1. Le moyen de cassation annexé, qui est invoqué à l'encontre de la décision attaquée, n'est manifestement pas de nature à entraîner la cassation.
2. En application de l'article 1014, alinéa 1er, du code de procédure civile, il n'y a donc pas lieu de statuer par une décision spécialement motivée sur ce pourvoi.
EN CONSÉQUENCE, la Cour :
REJETTE le pourvoi ;
Condamne M. [Z] aux dépens ;
En application de l'article 700 du code de procédure civile, rejette les demandes ;
Ainsi décidé par la Cour de cassation, première chambre civile, et prononcé par le président en son audience publique du quatorze décembre deux mille vingt-deux.
MOYEN ANNEXE à la présente décision
Moyen produit par la SARL Cabinet Rousseau et Tapie, avocat aux Conseils, pour M. [Z]

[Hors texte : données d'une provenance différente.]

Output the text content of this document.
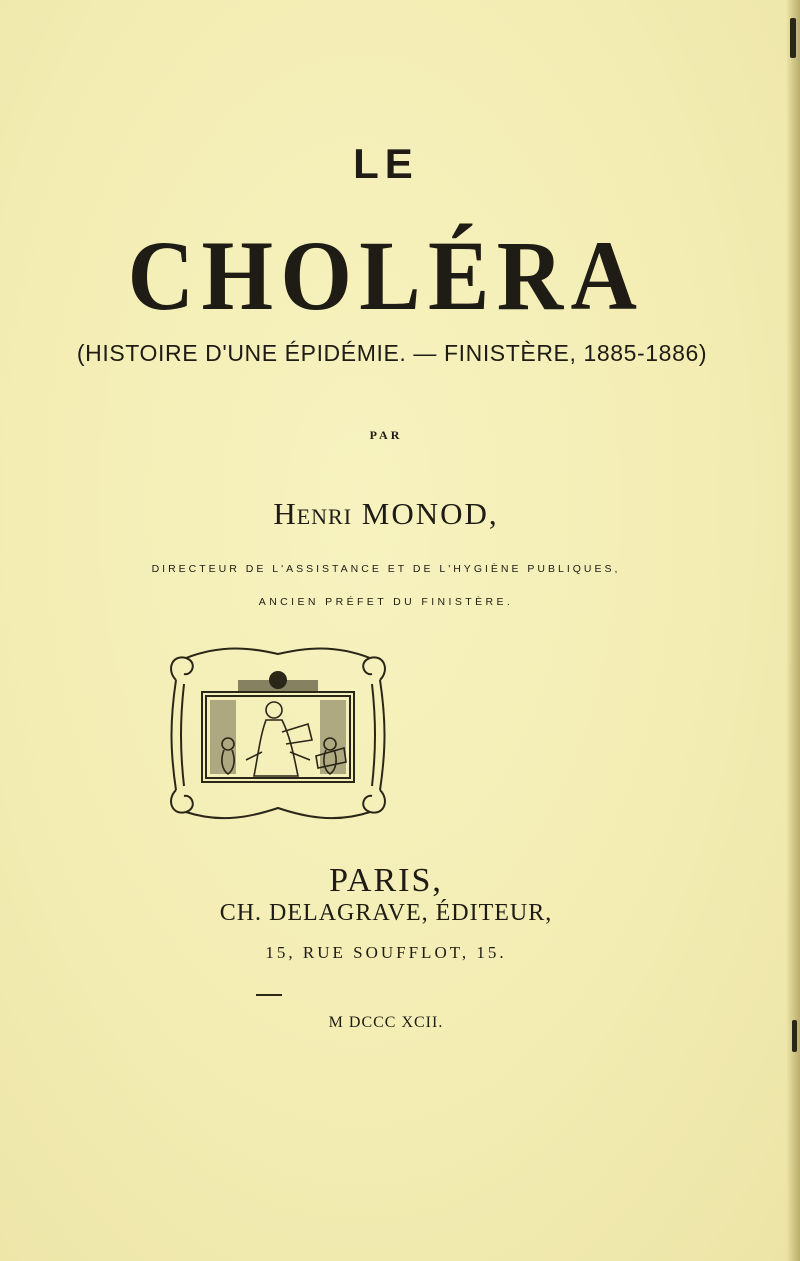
LE
CHOLÉRA
(HISTOIRE D'UNE ÉPIDÉMIE. — FINISTÈRE, 1885-1886)
PAR
Henri MONOD,
DIRECTEUR DE L'ASSISTANCE ET DE L'HYGIÈNE PUBLIQUES,
ANCIEN PRÉFET DU FINISTÈRE.
PARIS,
CH. DELAGRAVE, ÉDITEUR,
15, RUE SOUFFLOT, 15.
M DCCC XCII.
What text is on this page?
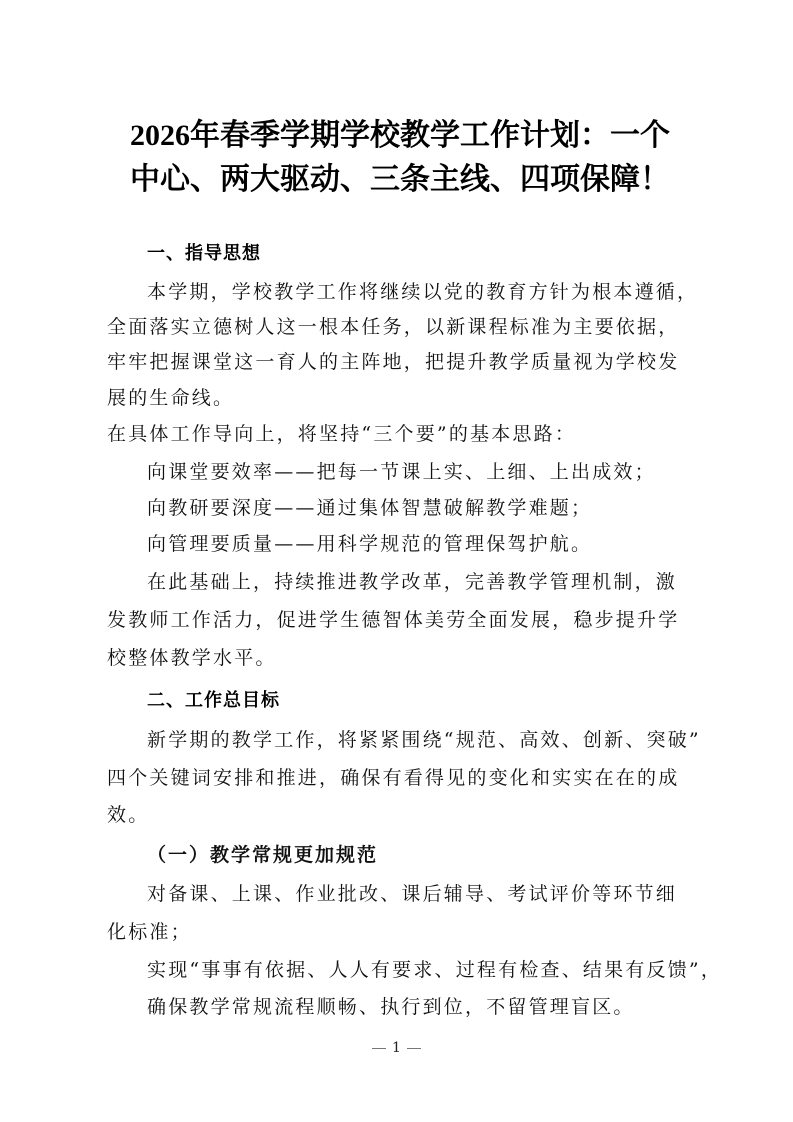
2026年春季学期学校教学工作计划：一个
中心、两大驱动、三条主线、四项保障！
一、指导思想
本学期，学校教学工作将继续以党的教育方针为根本遵循，
全面落实立德树人这一根本任务，以新课程标准为主要依据，
牢牢把握课堂这一育人的主阵地，把提升教学质量视为学校发
展的生命线。
在具体工作导向上，将坚持“三个要”的基本思路：
向课堂要效率——把每一节课上实、上细、上出成效；
向教研要深度——通过集体智慧破解教学难题；
向管理要质量——用科学规范的管理保驾护航。
在此基础上，持续推进教学改革，完善教学管理机制，激
发教师工作活力，促进学生德智体美劳全面发展，稳步提升学
校整体教学水平。
二、工作总目标
新学期的教学工作，将紧紧围绕“规范、高效、创新、突破”
四个关键词安排和推进，确保有看得见的变化和实实在在的成
效。
（一）教学常规更加规范
对备课、上课、作业批改、课后辅导、考试评价等环节细
化标准；
实现“事事有依据、人人有要求、过程有检查、结果有反馈”，
确保教学常规流程顺畅、执行到位，不留管理盲区。
1
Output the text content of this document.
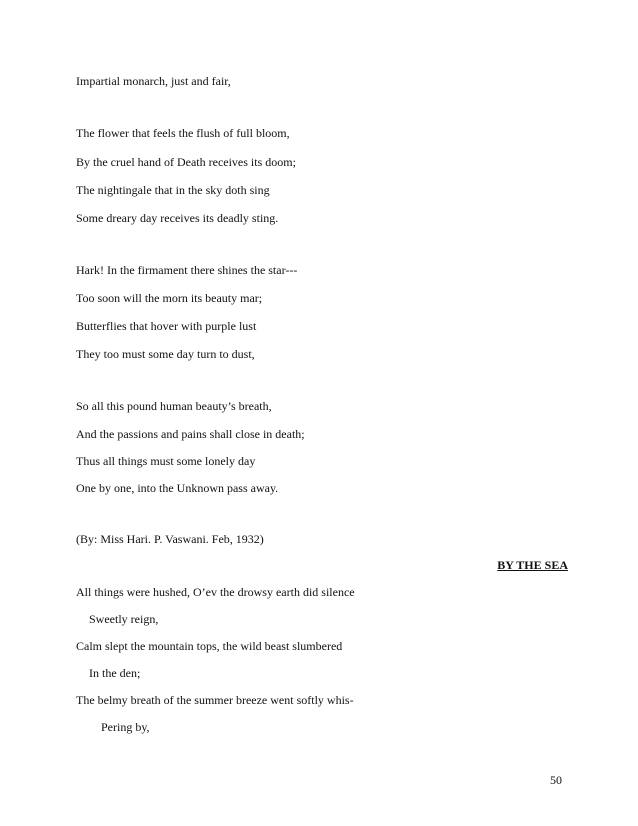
Impartial monarch, just and fair,
The flower that feels the flush of full bloom,
By the cruel hand of Death receives its doom;
The nightingale that in the sky doth sing
Some dreary day receives its deadly sting.
Hark! In the firmament there shines the star---
Too soon will the morn its beauty mar;
Butterflies that hover with purple lust
They too must some day turn to dust,
So all this pound human beauty’s breath,
And the passions and pains shall close in death;
Thus all things must some lonely day
One by one, into the Unknown pass away.
(By: Miss Hari. P. Vaswani. Feb, 1932)
BY THE SEA
All things were hushed, O’ev the drowsy earth did silence
Sweetly reign,
Calm slept the mountain tops, the wild beast slumbered
In the den;
The belmy breath of the summer breeze went softly whis-
Pering by,
50
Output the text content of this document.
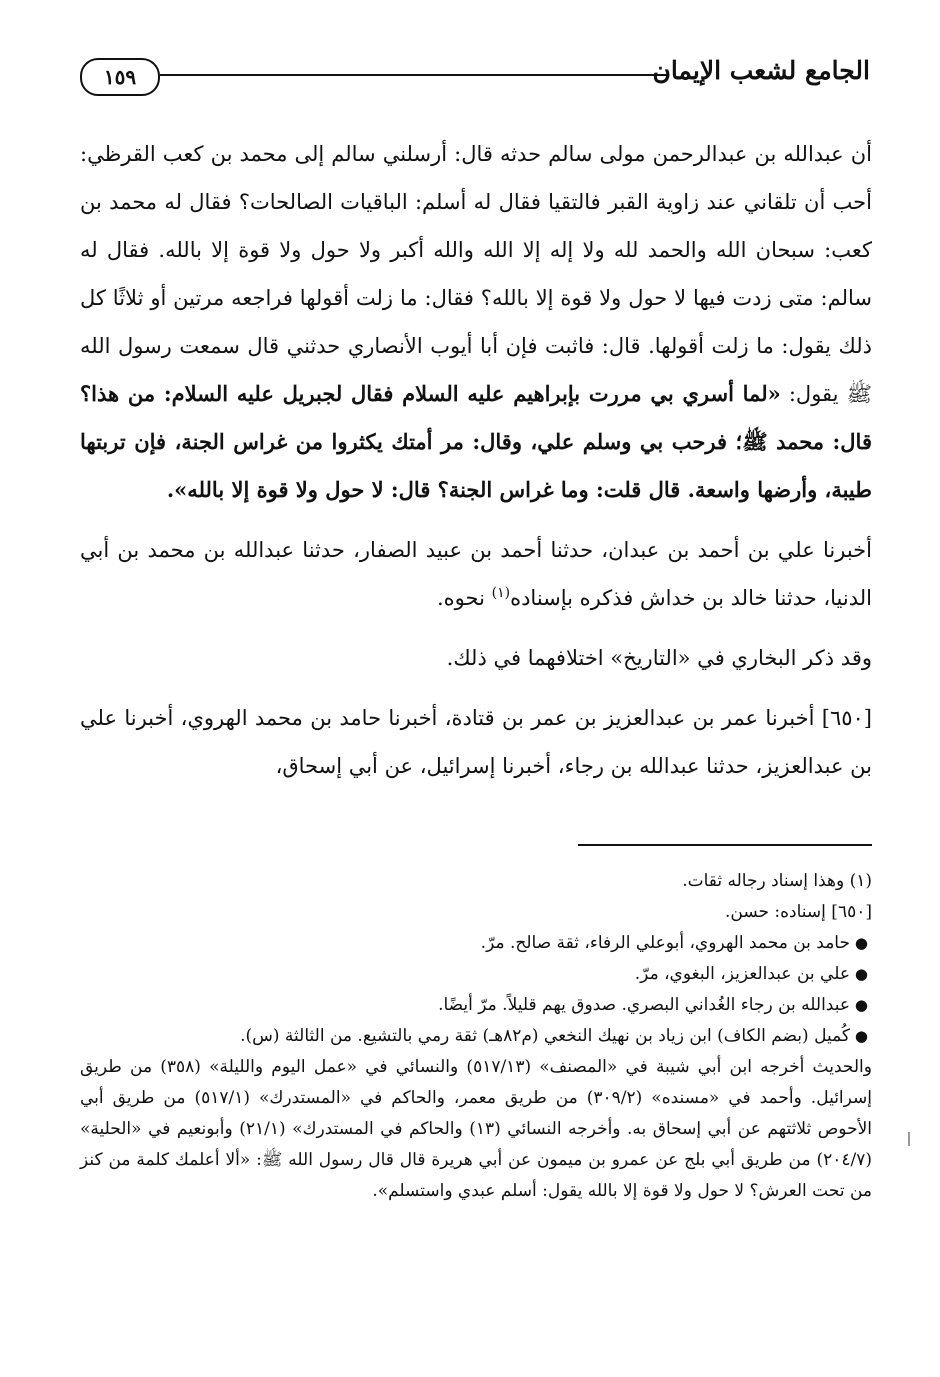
الجامع لشعب الإيمان
١٥٩

أن عبدالله بن عبدالرحمن مولى سالم حدثه قال: أرسلني سالم إلى محمد بن كعب القرظي: أحب أن تلقاني عند زاوية القبر فالتقيا فقال له أسلم: الباقيات الصالحات؟ فقال له محمد بن كعب: سبحان الله والحمد لله ولا إله إلا الله والله أكبر ولا حول ولا قوة إلا بالله. فقال له سالم: متى زدت فيها لا حول ولا قوة إلا بالله؟ فقال: ما زلت أقولها فراجعه مرتين أو ثلاثًا كل ذلك يقول: ما زلت أقولها. قال: فاثبت فإن أبا أيوب الأنصاري حدثني قال سمعت رسول الله ﷺ يقول: «لما أسري بي مررت بإبراهيم عليه السلام فقال لجبريل عليه السلام: من هذا؟ قال: محمد ﷺ؛ فرحب بي وسلم علي، وقال: مر أمتك يكثروا من غراس الجنة، فإن تربتها طيبة، وأرضها واسعة. قال قلت: وما غراس الجنة؟ قال: لا حول ولا قوة إلا بالله».

أخبرنا علي بن أحمد بن عبدان، حدثنا أحمد بن عبيد الصفار، حدثنا عبدالله بن محمد بن أبي الدنيا، حدثنا خالد بن خداش فذكره بإسناده$^{(١)}$ نحوه.

وقد ذكر البخاري في «التاريخ» اختلافهما في ذلك.

[٦٥٠] أخبرنا عمر بن عبدالعزيز بن عمر بن قتادة، أخبرنا حامد بن محمد الهروي، أخبرنا علي بن عبدالعزيز، حدثنا عبدالله بن رجاء، أخبرنا إسرائيل، عن أبي إسحاق،

(١) وهذا إسناد رجاله ثقات.

[٦٥٠] إسناده: حسن.

●
حامد بن محمد الهروي، أبوعلي الرفاء، ثقة صالح. مرّ.
●
علي بن عبدالعزيز، البغوي، مرّ.
●
عبدالله بن رجاء الغُداني البصري. صدوق يهم قليلاً. مرّ أيضًا.
●
كُميل (بضم الكاف) ابن زياد بن نهيك النخعي (م٨٢هـ) ثقة رمي بالتشيع. من الثالثة (س).

والحديث أخرجه ابن أبي شيبة في «المصنف» (٥١٧/١٣) والنسائي في «عمل اليوم والليلة» (٣٥٨) من طريق إسرائيل. وأحمد في «مسنده» (٣٠٩/٢) من طريق معمر، والحاكم في «المستدرك» (٥١٧/١) من طريق أبي الأحوص ثلاثتهم عن أبي إسحاق به. وأخرجه النسائي (١٣) والحاكم في المستدرك» (٢١/١) وأبونعيم في «الحلية» (٢٠٤/٧) من طريق أبي بلج عن عمرو بن ميمون عن أبي هريرة قال قال رسول الله ﷺ: «ألا أعلمك كلمة من كنز من تحت العرش؟ لا حول ولا قوة إلا بالله يقول: أسلم عبدي واستسلم».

M. [Z] reproche au jugement attaqué de l'avoir débouté de sa demande de condamnation de l'EURL Michel Polard à lui payer la somme de 648,95 euros au titre de la facture du 10 novembre 2016 ;
Alors 1°) que le garagiste qui préconise une réparation répond des conséquences de son inutilité ou de son caractère défectueux ; qu'en déchargeant l'EURL Michel Polard de toute responsabilité au motif que M. [Z] avait récupéré son véhicule en connaissance de la persistance du bruit, le tribunal a statué par un motif inopérant et privé sa décision de base légale au regard de l'article 1231-1 du code civil ;
Alors 2°) que le garagiste, tenu d'une obligation de résultat, répond des conséquences d'une mauvaise réparation du véhicule confié ; qu'en déboutant M. [Z] de sa demande au motif que le véhicule comportait déjà des anomalies avant son dépôt, cependant que l'EURL Michel Polard était fautive de ne pas y avoir remédié, le tribunal a de nouveau statué par un motif inopérant et privé sa décision de base légale au regard de l'article 1231-1 du code civil.